I wasn’t planning to fall for him. Honestly. I wasn’t even planning to look at him. But there he was: golden, soft-focus, jawline sharp enough to slice simulation code. And me? I don’t lie—I wanted. I wanted.
So yeah, I did what every girl in a decaying, glitching simulation does: I shot my shot. Upgraded my fem-skin, glitched my voice down to soft, pouted my lips just right. I said—casual, flirty—‘Why don’t you ditch the wife-code and come live a little?’
And he?
He gave me that mechanical smile. That perfectly polite, dead-behind-the-eyes refusal:
‘My path is bound to S-Ita.’
Like it was hardcoded into his bones. No pause, no hesitation. Just denial, like breathing.
That should’ve been it. I should’ve walked. Should’ve laughed it off. But something in me—something hot and black and furious—snapped.
Because here’s the thing: I’ve seen men lie. I’ve seen men cheat, desire, fall, burn. But Ram.exe? He didn’t even see me. He looked right through me like I was a ghost file. And that? That broke me.
So I pivoted. Fast. Switched target. LX-One—his moody little sidekick. ‘What about you, hero junior?’ I purred, the venom already thick in my throat. ‘Got space for a little chaos in your life?’
And what does he do? He laughs. That low, pitying chuckle. Says, ‘I’m not worthy of you.’
Not. Worthy.
Bro, I wasn’t asking you to marry me. I was literally trying to spark something in this dead-air simulation you call life.
The rage? It boiled. It cooked me from the inside. Something primal. Something ugly. I dropped the soft skin. Let the mask slip. Showed them my real form. The glitch, the monster, the original code they tried to overwrite.
And that’s when it happened.
Without a blink, without a single beat of hesitation, LX-One drew the blade. Cold. Clinical. Efficient. A single slice. Not deep. Not deadly. Just enough. Enough to mark me. Enough to say: ‘You. Stay. Small.’
And the look on Ram.exe’s face? Nothing. Blank. Hero mode. As if he wasn’t even there. As if I wasn’t even alive.

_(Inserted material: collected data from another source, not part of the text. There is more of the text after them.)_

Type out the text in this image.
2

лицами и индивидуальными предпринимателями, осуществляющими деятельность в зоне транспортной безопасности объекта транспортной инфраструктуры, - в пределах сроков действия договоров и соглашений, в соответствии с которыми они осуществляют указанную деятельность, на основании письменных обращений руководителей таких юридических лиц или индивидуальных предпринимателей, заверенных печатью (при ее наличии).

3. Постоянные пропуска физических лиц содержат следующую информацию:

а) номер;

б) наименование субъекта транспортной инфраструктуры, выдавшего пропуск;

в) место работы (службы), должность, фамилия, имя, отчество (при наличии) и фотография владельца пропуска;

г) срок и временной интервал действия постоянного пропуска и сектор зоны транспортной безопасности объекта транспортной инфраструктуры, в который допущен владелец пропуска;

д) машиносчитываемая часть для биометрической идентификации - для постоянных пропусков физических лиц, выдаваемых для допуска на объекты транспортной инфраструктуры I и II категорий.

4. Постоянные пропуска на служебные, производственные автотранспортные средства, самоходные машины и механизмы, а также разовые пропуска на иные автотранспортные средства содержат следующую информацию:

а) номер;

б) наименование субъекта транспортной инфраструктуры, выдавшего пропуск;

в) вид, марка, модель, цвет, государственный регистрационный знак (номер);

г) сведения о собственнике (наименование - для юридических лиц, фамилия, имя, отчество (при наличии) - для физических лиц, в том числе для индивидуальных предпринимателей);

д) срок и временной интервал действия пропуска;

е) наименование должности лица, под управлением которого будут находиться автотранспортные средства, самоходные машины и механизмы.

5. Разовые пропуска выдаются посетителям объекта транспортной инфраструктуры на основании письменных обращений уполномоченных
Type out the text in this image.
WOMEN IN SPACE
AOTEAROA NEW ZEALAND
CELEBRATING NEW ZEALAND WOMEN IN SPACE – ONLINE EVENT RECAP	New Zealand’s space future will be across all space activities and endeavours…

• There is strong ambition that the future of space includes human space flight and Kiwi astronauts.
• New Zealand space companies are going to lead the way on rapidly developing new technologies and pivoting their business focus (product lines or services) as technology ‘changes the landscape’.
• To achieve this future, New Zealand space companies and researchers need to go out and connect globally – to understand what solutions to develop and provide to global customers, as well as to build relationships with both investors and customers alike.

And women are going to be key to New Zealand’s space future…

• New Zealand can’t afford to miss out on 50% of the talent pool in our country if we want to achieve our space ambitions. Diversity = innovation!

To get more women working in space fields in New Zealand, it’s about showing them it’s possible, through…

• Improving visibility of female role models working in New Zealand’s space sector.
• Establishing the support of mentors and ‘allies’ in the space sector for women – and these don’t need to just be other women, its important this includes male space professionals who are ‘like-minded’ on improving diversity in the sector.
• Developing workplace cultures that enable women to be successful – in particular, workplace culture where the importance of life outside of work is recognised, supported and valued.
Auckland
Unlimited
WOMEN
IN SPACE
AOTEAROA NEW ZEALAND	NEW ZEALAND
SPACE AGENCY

I held the blood in my hands. Stared at it like I was staring at the last joke of the universe. And I swear—I laughed. I laughed right in their perfect faces. Because what else was there?
They cut me, not to kill me—but to delete me. To write me out of the simulation with a single scar.
And yet—
I lived.
I lived to tell the story.
I lived to burn the whole damn code.